A shock of blonde hair amid penal grays announces the heroine, the mirrored shard that reflects her face at the onset will also provide her deliverance. Wayward youth, a comprehensive case on the Brigitte Bardot enigma ahead of Le Mépris. "Is she on trial for promiscuity or murder?" A restless fille, out of the middle-class provinces and into Left Bank Bohemia, savoring and suffering by carnal sensation. Her one true love is the aspiring conductor (Sami Frey) dating her sister (Marie-José Nat), "the Prodigy and Miss Perfect." Groped hatcheck girl, Yank's mistress, quasi-demimondaine, anguished siren emptying her pistol on a disparaging beau. Prosecution (Paul Meurisse) and defense (Charles Vanel) wade through the "jumble of hypotheses" in the courtroom, so does Henri-Georges Clouzot in a clinical return to the doomed lovers of Manon. The Nouvelle Vague bombshell between the sheets, her rump playing peek-a-boo with the Old Guard's camera. (Preminger's contemplation of Jean Seberg is strikingly analogous.) Jangly bar, stately orchestra hall, cavernous tribunal, arenas of rigid and fluid moralities. "High principles" and casual sex, breakups and reconciliations. "Is happiness incompatible with respectability," asks the uncomprehending judge.
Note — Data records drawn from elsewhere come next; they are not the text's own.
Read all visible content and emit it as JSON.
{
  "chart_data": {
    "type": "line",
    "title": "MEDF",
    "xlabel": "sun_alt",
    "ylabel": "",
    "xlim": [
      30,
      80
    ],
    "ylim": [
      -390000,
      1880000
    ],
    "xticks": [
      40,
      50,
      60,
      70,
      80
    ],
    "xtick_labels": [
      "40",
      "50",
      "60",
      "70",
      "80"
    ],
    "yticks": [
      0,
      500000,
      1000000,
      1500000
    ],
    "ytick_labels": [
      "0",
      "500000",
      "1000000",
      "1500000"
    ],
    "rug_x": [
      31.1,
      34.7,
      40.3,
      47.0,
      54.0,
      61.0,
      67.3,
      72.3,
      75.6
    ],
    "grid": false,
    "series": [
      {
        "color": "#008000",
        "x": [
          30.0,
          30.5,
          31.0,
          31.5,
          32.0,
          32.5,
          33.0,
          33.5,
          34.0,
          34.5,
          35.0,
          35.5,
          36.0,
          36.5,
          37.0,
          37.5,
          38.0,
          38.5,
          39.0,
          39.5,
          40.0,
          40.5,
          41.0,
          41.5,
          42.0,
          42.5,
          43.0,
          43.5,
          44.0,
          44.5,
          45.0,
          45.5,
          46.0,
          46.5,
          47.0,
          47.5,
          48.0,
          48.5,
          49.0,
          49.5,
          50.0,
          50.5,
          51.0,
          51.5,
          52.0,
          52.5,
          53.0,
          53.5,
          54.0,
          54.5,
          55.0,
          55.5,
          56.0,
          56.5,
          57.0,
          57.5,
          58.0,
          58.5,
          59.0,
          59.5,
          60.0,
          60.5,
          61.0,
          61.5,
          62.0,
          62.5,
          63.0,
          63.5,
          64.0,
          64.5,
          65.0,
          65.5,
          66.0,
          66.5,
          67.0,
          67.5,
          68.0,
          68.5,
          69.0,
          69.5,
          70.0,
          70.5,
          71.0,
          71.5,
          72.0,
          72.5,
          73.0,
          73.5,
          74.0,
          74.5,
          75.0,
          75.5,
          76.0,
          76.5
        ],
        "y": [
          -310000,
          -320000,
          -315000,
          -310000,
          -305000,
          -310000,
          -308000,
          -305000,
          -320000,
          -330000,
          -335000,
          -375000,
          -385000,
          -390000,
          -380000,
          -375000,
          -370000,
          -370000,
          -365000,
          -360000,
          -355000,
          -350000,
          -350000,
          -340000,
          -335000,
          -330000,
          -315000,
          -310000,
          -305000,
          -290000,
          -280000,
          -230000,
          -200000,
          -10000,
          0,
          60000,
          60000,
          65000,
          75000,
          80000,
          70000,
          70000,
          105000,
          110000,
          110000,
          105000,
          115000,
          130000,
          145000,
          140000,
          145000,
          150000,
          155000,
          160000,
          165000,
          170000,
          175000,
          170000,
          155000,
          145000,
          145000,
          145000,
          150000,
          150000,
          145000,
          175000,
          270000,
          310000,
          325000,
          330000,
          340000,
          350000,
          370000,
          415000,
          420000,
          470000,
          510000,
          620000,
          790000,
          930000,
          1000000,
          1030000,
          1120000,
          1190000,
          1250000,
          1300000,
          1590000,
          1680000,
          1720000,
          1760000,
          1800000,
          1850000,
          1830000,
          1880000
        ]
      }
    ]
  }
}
With reference to Circe and Beauvoir, plus Stravinsky on the telly. Latin Quarter culture has its shadow side, the existential friend sees suicide as protest-performance and keeps a noose handy in his flat: "When the audience arrives, the actor has already left the stage." The misunderstood vixen doesn't wait for the verdict, her departing view is one of grim illumination on a hospital slap, Bardot exalted by Clouzot in a profile close-up. The coda is a shrug shared by dueling counsels, "a great profession if it weren't for the clients." With Jean-Loup Reynold, André Oumansky, Jacques Perrin, Claude Berri, Barbara Sommers, and Fernand Ledoux. In black and white.